SEMPRE is using commercial off-the-shelf tech to build battlefield cell towers and communications networks, and in March boasted that the recently retired four-star head of Air Force Global Strike Command, Timothy Ray, had joined as a strategic advisor.

This spring, the firm wrapped up a Phase 2 Small Business Innovation Research, or SBIR, contract with the Defense Department, said Spalding, himself a retired B-2 pilot and Air Force nuclear operator.

“We completed that, now we’re working on in that next phase,” he said.

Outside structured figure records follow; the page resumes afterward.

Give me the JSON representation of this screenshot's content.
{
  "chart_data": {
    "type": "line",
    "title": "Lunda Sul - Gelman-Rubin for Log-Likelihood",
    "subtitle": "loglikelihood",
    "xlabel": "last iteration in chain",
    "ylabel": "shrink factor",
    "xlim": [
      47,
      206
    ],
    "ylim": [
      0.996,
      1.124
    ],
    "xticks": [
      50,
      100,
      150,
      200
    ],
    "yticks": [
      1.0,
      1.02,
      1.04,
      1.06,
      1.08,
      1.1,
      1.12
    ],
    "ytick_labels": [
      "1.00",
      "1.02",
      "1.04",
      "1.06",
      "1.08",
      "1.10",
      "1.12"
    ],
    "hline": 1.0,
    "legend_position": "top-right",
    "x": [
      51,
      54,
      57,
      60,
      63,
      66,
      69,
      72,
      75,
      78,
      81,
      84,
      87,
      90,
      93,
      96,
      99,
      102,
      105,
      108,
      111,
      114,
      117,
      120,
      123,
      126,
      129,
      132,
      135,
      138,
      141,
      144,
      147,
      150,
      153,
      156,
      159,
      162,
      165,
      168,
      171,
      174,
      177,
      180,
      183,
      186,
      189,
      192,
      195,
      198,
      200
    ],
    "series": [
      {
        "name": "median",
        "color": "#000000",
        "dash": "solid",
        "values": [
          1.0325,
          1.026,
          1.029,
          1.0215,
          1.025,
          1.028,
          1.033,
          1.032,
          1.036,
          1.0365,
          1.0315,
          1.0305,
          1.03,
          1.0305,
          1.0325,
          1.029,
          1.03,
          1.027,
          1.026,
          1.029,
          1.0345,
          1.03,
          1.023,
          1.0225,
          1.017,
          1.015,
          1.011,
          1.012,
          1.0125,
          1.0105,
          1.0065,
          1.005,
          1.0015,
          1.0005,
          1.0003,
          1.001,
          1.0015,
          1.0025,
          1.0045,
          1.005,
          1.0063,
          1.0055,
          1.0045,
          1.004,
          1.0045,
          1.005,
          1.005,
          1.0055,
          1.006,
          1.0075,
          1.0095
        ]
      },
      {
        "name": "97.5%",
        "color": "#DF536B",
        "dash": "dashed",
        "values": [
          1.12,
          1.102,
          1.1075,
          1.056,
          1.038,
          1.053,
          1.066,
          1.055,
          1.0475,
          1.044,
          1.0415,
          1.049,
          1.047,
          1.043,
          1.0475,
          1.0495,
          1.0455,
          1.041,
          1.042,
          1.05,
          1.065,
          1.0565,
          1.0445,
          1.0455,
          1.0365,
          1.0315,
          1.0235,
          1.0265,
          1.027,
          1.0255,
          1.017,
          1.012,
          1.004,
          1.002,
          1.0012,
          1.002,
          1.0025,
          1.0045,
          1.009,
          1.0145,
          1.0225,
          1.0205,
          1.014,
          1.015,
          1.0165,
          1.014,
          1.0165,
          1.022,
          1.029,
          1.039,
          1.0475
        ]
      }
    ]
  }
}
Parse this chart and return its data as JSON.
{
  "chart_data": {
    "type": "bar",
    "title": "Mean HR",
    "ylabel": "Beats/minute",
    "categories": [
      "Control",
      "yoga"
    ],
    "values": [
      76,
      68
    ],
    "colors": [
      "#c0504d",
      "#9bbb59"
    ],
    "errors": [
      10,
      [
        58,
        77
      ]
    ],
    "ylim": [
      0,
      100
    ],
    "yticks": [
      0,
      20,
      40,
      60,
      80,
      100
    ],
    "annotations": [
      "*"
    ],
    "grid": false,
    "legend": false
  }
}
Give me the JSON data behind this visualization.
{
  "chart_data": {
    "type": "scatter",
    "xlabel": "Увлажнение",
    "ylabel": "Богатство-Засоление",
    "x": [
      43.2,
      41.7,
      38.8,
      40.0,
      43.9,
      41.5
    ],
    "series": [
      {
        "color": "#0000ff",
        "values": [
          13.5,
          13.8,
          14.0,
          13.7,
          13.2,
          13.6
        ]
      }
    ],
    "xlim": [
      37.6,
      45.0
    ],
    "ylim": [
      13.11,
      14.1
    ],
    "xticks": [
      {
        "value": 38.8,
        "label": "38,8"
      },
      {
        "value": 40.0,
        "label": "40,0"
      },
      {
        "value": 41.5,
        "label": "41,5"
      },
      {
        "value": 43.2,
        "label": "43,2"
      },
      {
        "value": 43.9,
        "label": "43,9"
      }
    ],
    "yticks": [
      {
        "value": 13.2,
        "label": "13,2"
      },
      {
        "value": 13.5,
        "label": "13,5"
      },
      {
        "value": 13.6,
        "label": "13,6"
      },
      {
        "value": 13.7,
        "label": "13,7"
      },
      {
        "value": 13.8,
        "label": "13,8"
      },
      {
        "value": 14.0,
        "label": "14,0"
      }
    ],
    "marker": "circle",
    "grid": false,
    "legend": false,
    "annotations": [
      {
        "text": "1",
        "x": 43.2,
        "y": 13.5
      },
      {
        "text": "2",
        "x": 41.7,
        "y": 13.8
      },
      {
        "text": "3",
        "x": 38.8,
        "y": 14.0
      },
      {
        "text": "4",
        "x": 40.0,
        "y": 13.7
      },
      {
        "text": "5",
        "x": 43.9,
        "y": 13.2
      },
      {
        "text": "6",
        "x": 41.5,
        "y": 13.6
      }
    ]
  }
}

The SBIR contract was “to demonstrate how you take a a 5G core, which is really the brains of the 5G network, and secure it against vulnerabilities and do other things. We’ve gone above and beyond on securing the 5G core, in terms of how we make sure that that core can’t be breached,” Spalding explained. “We’re pairing that 5G core along with other software to basically make these nodes into a system of systems … and we’ll be working with the DoD to be put on contract.”